We’re detectives, too. We poke and probe to unearth the hidden assets of clients’ products and services. We then apply showmanship to present them in the most entertaining– and ultimately convincing – light to potential customers.
A copywriter knows how to work with all members of the creative and marketing team. We have a keen appreciation and understanding of the designer/art director’s critical role in the advertising creation process. The best of us go beyond words to become creative consultants who can tackle marketing strategy, messaging, branding, look-and-feel, identifying unique selling propositions and maybe even provide a media recommendation or two. As freelancers, we sometimes even take on the functions of account planners at ad agencies.

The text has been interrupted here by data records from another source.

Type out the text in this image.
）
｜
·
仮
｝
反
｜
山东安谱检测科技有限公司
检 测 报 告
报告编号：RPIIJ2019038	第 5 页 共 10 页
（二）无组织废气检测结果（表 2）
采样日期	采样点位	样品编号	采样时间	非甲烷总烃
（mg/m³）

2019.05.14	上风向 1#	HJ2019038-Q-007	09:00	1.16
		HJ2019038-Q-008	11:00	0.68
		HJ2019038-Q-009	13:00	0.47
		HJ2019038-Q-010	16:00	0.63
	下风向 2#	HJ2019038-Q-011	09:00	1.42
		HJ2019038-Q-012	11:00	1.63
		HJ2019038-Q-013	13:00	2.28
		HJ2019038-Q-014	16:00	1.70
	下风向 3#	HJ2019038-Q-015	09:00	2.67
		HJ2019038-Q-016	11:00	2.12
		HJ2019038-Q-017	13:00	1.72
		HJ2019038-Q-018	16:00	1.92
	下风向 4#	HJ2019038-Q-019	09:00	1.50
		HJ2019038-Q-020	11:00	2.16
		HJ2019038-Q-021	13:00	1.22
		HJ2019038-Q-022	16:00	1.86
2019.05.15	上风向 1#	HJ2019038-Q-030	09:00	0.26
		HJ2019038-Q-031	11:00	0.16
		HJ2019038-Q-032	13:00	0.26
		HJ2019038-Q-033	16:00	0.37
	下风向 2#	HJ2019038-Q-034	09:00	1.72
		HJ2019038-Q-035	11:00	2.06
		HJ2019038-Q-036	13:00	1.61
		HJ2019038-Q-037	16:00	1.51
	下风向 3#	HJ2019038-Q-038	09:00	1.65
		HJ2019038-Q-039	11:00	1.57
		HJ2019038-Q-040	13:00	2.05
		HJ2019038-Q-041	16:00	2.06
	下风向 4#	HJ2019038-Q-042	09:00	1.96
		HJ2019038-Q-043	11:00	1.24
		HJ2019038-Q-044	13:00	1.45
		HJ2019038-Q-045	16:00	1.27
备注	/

Copy pros have the experience to apply original language and ideas that seize attention, as opposed to concepts and copy that are immediately ignored because they’re trite. To quote the legendary copywriter Bill Bernbach, “be sure your advertising is saying something with substance, something that will inform and serve the consumer. And be sure you’re saying it like it’s never been said before.”
We also know that peoples’ time and the space we have to advertise to them is precious. There’s neither time nor room for wasted words, inflated claims, and muddled messages. Great copy leaps to the point, pronto. “Advertising says to people, ‘here’s what we’ve got. Here’s what it will do for you. Here’s how to get it,” said Leo Burnett, founder of his famous eponymous Chicago ad agency.
To borrow the more than eighty-year-old tag line of another agency, McCann Erikson, effective ad copy is “truth well told.” And, to tell the truth, it takes a pro to do the telling.